Fiji Tabua Good Luck Charm
The Tabua good luck charm comes from Fiji and holds considerable traditional significance. Made from a sperm whale’s tooth, this charm is believed to have great power.
History Of The Tabua Good Luck Charm
In the Fiji culture, the tooth of the sperm whale has long been valued as a symbol of power and great significance. Tabua have been traditionally gifted at ceremonial events, given as offerings for peace or for war or as a token to symbolise a marriage. Recipients of the Tabua are bound to honour the request that accompanies it. Originally, they were possessed by chiefs as well as renowned individuals, however today anyone can own one. Even today, these charms are exchanged regularly during important ceremonies.
Why The Tabua Charm Brings Luck
The Tabua is said to hold great power. When it was presented to someone it was usually seen as a sign of reverence or loyalty.

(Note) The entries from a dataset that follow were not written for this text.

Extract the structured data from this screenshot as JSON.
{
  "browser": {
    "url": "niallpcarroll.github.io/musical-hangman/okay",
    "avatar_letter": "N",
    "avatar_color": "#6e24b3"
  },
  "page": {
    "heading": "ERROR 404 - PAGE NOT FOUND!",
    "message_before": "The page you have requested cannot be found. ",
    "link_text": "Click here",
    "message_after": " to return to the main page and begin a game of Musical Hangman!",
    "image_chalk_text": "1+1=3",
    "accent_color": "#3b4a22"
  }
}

How To Use The Tabua Charm
The Tabua charm can be worn in the form of a necklace around the neck.
How The Tabua Charm Is Made
Traditionally, the Tabua charm would be made from the tooth of a sperm whale’s lower jaw. It would be taken from a whale which had been beached. The process to prepare the tooth to make the charm involved cleaning the tooth and scraping it before polishing it with leaves and coral sand. It was then stained by applying coconut oil and turmeric to its surface. Sometimes, it was smoked in a fire made from masawe roots or sugar cane. A plaited cord was then fitted to both ends of the tooth. The cord itself held significance and had to be a square-sectioned sinnet cord.
How To Make The Tabua Charm At Home
The chances of finding a sperm whale tooth yourself is quite low! However, it has been suggested that in the earliest days of the tabua charm, people made them from other materials including wood and stone. You could use these materials yourself to form the shape of a whale tooth. You can then fit a plaited cord to each end and wear it around your neck.

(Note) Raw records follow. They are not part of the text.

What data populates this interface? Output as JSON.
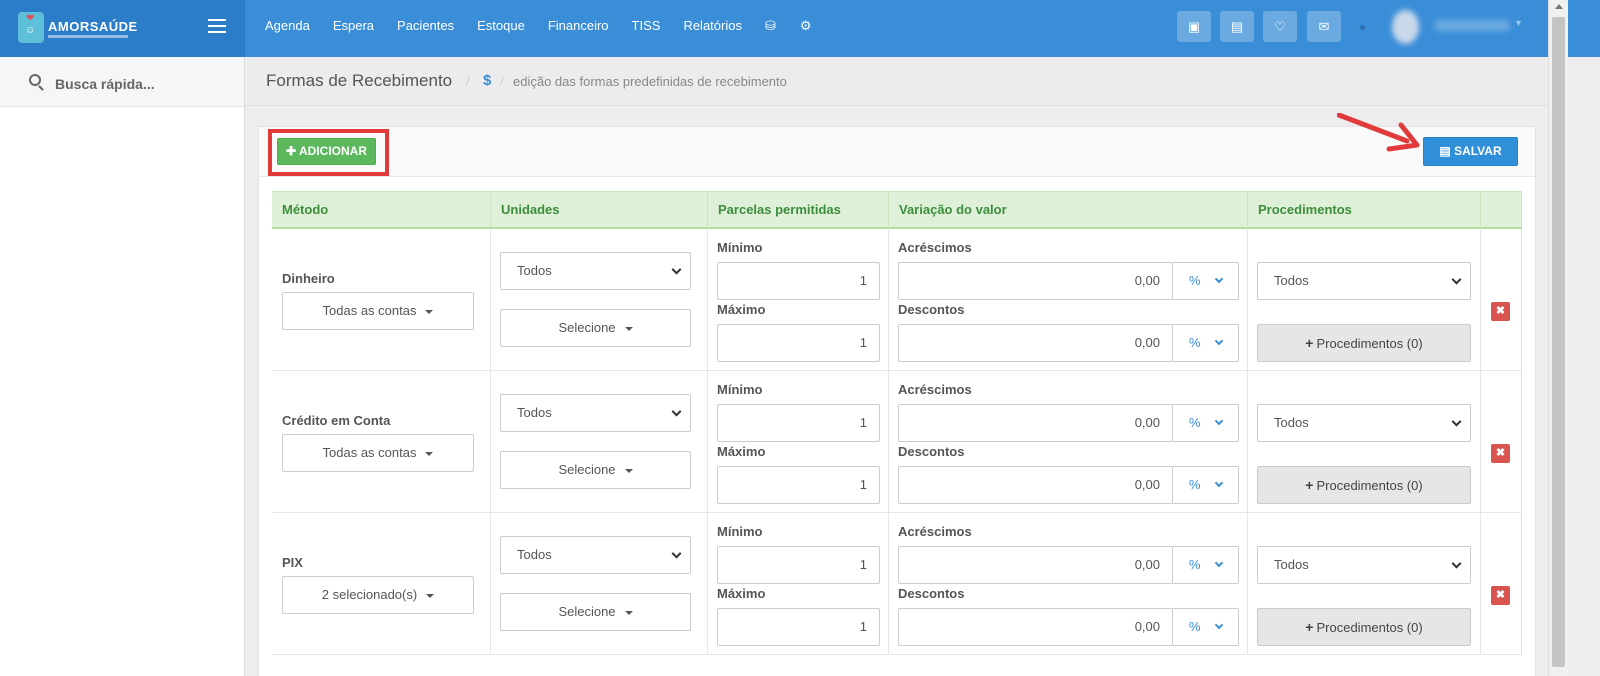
{
  "brand": {
    "name": "AMORSAÚDE"
  },
  "nav": {
    "items": [
      "Agenda",
      "Espera",
      "Pacientes",
      "Estoque",
      "Financeiro",
      "TISS",
      "Relatórios"
    ],
    "icons": [
      "database-icon",
      "gear-icon"
    ]
  },
  "topbar_buttons": [
    "inbox-icon",
    "card-icon",
    "bell-icon",
    "chat-icon"
  ],
  "sidebar": {
    "search_label": "Busca rápida..."
  },
  "page": {
    "title": "Formas de Recebimento",
    "breadcrumb_icon": "$",
    "breadcrumb": "edição das formas predefinidas de recebimento"
  },
  "toolbar": {
    "add_label": "ADICIONAR",
    "save_label": "SALVAR"
  },
  "table": {
    "headers": [
      "Método",
      "Unidades",
      "Parcelas permitidas",
      "Variação do valor",
      "Procedimentos"
    ],
    "labels": {
      "minimo": "Mínimo",
      "maximo": "Máximo",
      "acrescimos": "Acréscimos",
      "descontos": "Descontos",
      "percent": "%",
      "proc_button": "Procedimentos (0)"
    },
    "rows": [
      {
        "method": "Dinheiro",
        "accounts": "Todas as contas",
        "units": "Todos",
        "units_select": "Selecione",
        "min": "1",
        "max": "1",
        "acrescimo": "0,00",
        "desconto": "0,00",
        "procedimentos": "Todos"
      },
      {
        "method": "Crédito em Conta",
        "accounts": "Todas as contas",
        "units": "Todos",
        "units_select": "Selecione",
        "min": "1",
        "max": "1",
        "acrescimo": "0,00",
        "desconto": "0,00",
        "procedimentos": "Todos"
      },
      {
        "method": "PIX",
        "accounts": "2 selecionado(s)",
        "units": "Todos",
        "units_select": "Selecione",
        "min": "1",
        "max": "1",
        "acrescimo": "0,00",
        "desconto": "0,00",
        "procedimentos": "Todos"
      }
    ]
  },
  "colors": {
    "topbar": "#3a8ed8",
    "add": "#5cb85c",
    "save": "#2f8fd8",
    "highlight": "#e03a3a",
    "delete": "#d9534f"
  }
}
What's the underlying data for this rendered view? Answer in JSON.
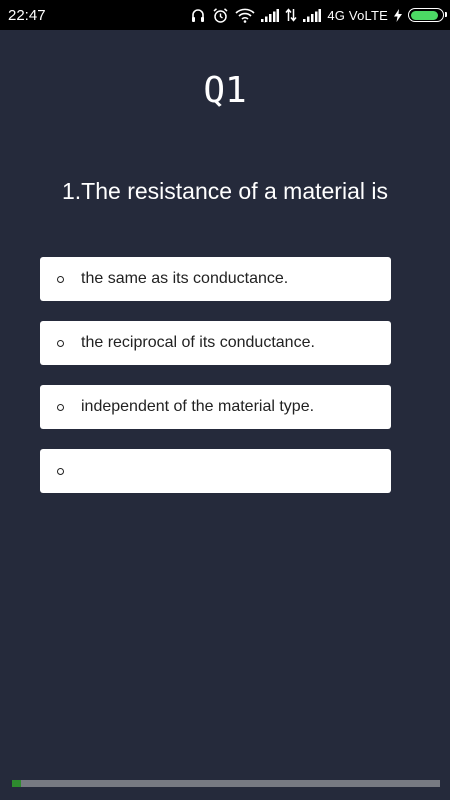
{
  "status_bar": {
    "time": "22:47",
    "network_label": "4G VoLTE",
    "battery_level": 0.9,
    "battery_color": "#4cd964",
    "icons": [
      "headphones-icon",
      "alarm-icon",
      "wifi-icon",
      "signal-icon",
      "data-transfer-icon",
      "signal-icon",
      "charging-icon",
      "battery-icon"
    ]
  },
  "quiz": {
    "title": "Q1",
    "question": "1.The resistance of a material is",
    "options": [
      "the same as its conductance.",
      "the reciprocal of its conductance.",
      "independent of the material type.",
      ""
    ],
    "progress": 0.02,
    "progress_color": "#2e8b2e"
  },
  "colors": {
    "background": "#252a3b",
    "card": "#ffffff"
  }
}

Interesting And Fun Facts About The Tabua Charm
● The Tabua charm was once used by a group of Methodist missionaries as an offering to the chief of a tribe to ask him to release some prisoners who were going to be killed.
● Some tabua charms were carved with symbols. Some were found with representations of the vulva and nipple and were seen as a symbol of fertility and motherhood.
● When used for ceremonial purposes, the Tabua charm is given a different name – the Kamunaga. This word is used specifically when presenting a tabua to someone for a ritualistic purpose.